PLOS is frequently criticized for publishing far too many articles for a fee and calling them peer-reviewed even if an editor only checks off four boxes, so it isn't a surprise their blog posts aren't fact checked, but it is a sad state of affairs when it is open season on a respected scientist because bloggers in a guest post happen to be on the same side politically as environmental marketers - and that side is firmly against science PLOS claims to represent.

Paul D. Thacker, an ethicist at Harvard, is known in for revealing that the National Oceanic & Atmospheric Administration (NOAA) was letting a commerce official with no training in science determine who could talk about the science of climate change. Yet he ironically invokes science and ethics in his blog post, without having much recognition of what either is. Charles Seife is a professor of journalism at New York University who frequently uses the Freedom of Information Act to harass his political opposition and unsurprisingly endorses it in their PLOS guest piece.

They sound legitimate, but that is where their credibility ends. What is odd is that two academics get so much completely wrong in so few words.

They can't even read how an email thread works - and don't reveal where they obtained the emails related to Folta - but nonetheless engage in the sort of elitist populism that can only mean they were hand-picked by the political operatives running USRTK to do exactly the job they did.

It's sad to think one of them is a professor of journalism, since Folta dismisses their journalism so easily:

To address Thacker and Seife s claims of collusion, it was not a case where the scientist advised Monsanto on ways to defeat a political campaign in California. First of all, it was Colorado.

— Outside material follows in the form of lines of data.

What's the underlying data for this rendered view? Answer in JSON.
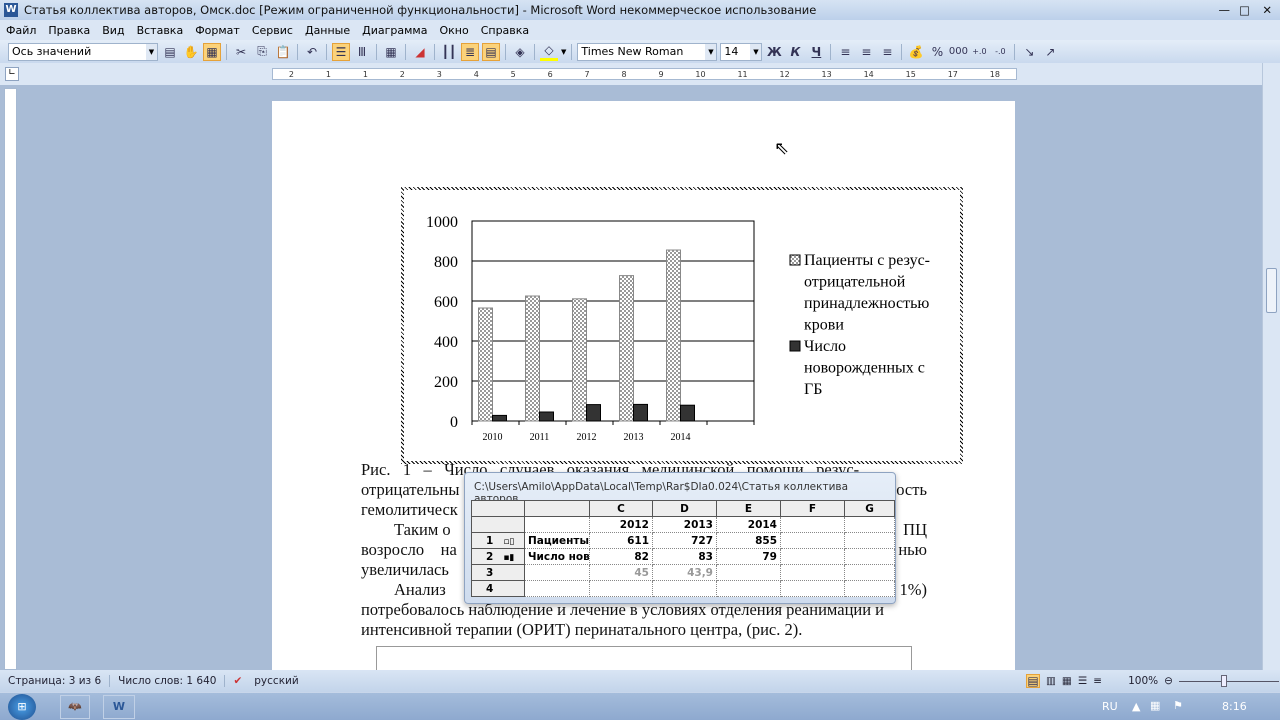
{
  "window": {
    "title": "Статья коллектива авторов, Омск.doc [Режим ограниченной функциональности] - Microsoft Word некоммерческое использование"
  },
  "menu": [
    "Файл",
    "Правка",
    "Вид",
    "Вставка",
    "Формат",
    "Сервис",
    "Данные",
    "Диаграмма",
    "Окно",
    "Справка"
  ],
  "toolbar": {
    "object_select": "Ось значений",
    "font": "Times New Roman",
    "size": "14",
    "bold": "Ж",
    "italic": "К",
    "underline": "Ч",
    "percent": "%",
    "thousands": "000"
  },
  "ruler": [
    "2",
    "1",
    "1",
    "2",
    "3",
    "4",
    "5",
    "6",
    "7",
    "8",
    "9",
    "10",
    "11",
    "12",
    "13",
    "14",
    "15",
    "17",
    "18"
  ],
  "chart_data": {
    "type": "bar",
    "categories": [
      "2010",
      "2011",
      "2012",
      "2013",
      "2014"
    ],
    "ylim": [
      0,
      1000
    ],
    "yticks": [
      "0",
      "200",
      "400",
      "600",
      "800",
      "1000"
    ],
    "grid": true,
    "legend_position": "right",
    "series": [
      {
        "name": "Пациенты с резус-отрицательной принадлежностью крови",
        "values": [
          565,
          625,
          611,
          727,
          855
        ],
        "pattern": "checkered"
      },
      {
        "name": "Число новорожденных с ГБ",
        "values": [
          28,
          45,
          82,
          83,
          79
        ],
        "color": "#333333"
      }
    ],
    "legend_lines": [
      [
        "Пациенты с резус-",
        "отрицательной",
        "принадлежностью",
        "крови"
      ],
      [
        "Число",
        "новорожденных с",
        "ГБ"
      ]
    ]
  },
  "document": {
    "lines": [
      {
        "l": "Рис.   1   –   Число   случаев   оказания   медицинской   помощи   резус-",
        "r": ""
      },
      {
        "l": "отрицательны",
        "r": "ость"
      },
      {
        "l": "гемолитическ",
        "r": ""
      },
      {
        "l": "        Таким о",
        "r": "ПЦ"
      },
      {
        "l": "возросло    на",
        "r": "нью"
      },
      {
        "l": "увеличилась",
        "r": ""
      },
      {
        "l": "        Анализ",
        "r": "1%)"
      },
      {
        "l": "потребовалось наблюдение и лечение в условиях отделения реанимации и",
        "r": ""
      },
      {
        "l": "интенсивной терапии (ОРИТ) перинатального центра, (рис. 2).",
        "r": ""
      }
    ]
  },
  "datasheet": {
    "title": "C:\\Users\\Amilo\\AppData\\Local\\Temp\\Rar$DIa0.024\\Статья коллектива авторов, ...",
    "columns": [
      "",
      "",
      "C",
      "D",
      "E",
      "F",
      "G"
    ],
    "years": [
      "2012",
      "2013",
      "2014"
    ],
    "rows": [
      {
        "num": "1",
        "label": "Пациенты с",
        "values": [
          "611",
          "727",
          "855"
        ]
      },
      {
        "num": "2",
        "label": "Число ново",
        "values": [
          "82",
          "83",
          "79"
        ]
      },
      {
        "num": "3",
        "label": "",
        "values": [
          "45",
          "43,9",
          ""
        ]
      },
      {
        "num": "4",
        "label": "",
        "values": [
          "",
          "",
          ""
        ]
      }
    ]
  },
  "status": {
    "page": "Страница: 3 из 6",
    "words": "Число слов: 1 640",
    "lang": "русский",
    "zoom": "100%"
  },
  "taskbar": {
    "lang": "RU",
    "time": "8:16"
  }
}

Nice job, guys. Even the softball facts seem to be a problem.

And the errors compound from there.

Wrong author of the email, misrepresented content, wrong date, wrong state, and portraying me as a stooge of the company, when I was criticizing the company. Did they get anything right?

No, but that may be why they were chosen, and why a company that provides a stamp of legitimacy if the credit card clears published it.

From PLOS Blogs, the story began began to spread as truth, with other bloggers and journalists taking it as fact because it had the stamp of academic legitimacy - all while never wondering about the motivations and financial incentives of the source, USRTK.

There has been rampant criticism that as academia became wildly unbalanced culturally in the last few decades, its ability be neutral arbiters for the broad public has declined and that may be the case here. But that is in the humanities. On the evidence-based side of universities, science academia has firmly criticized this blatant hatchet job in social media and in blog posts of their own.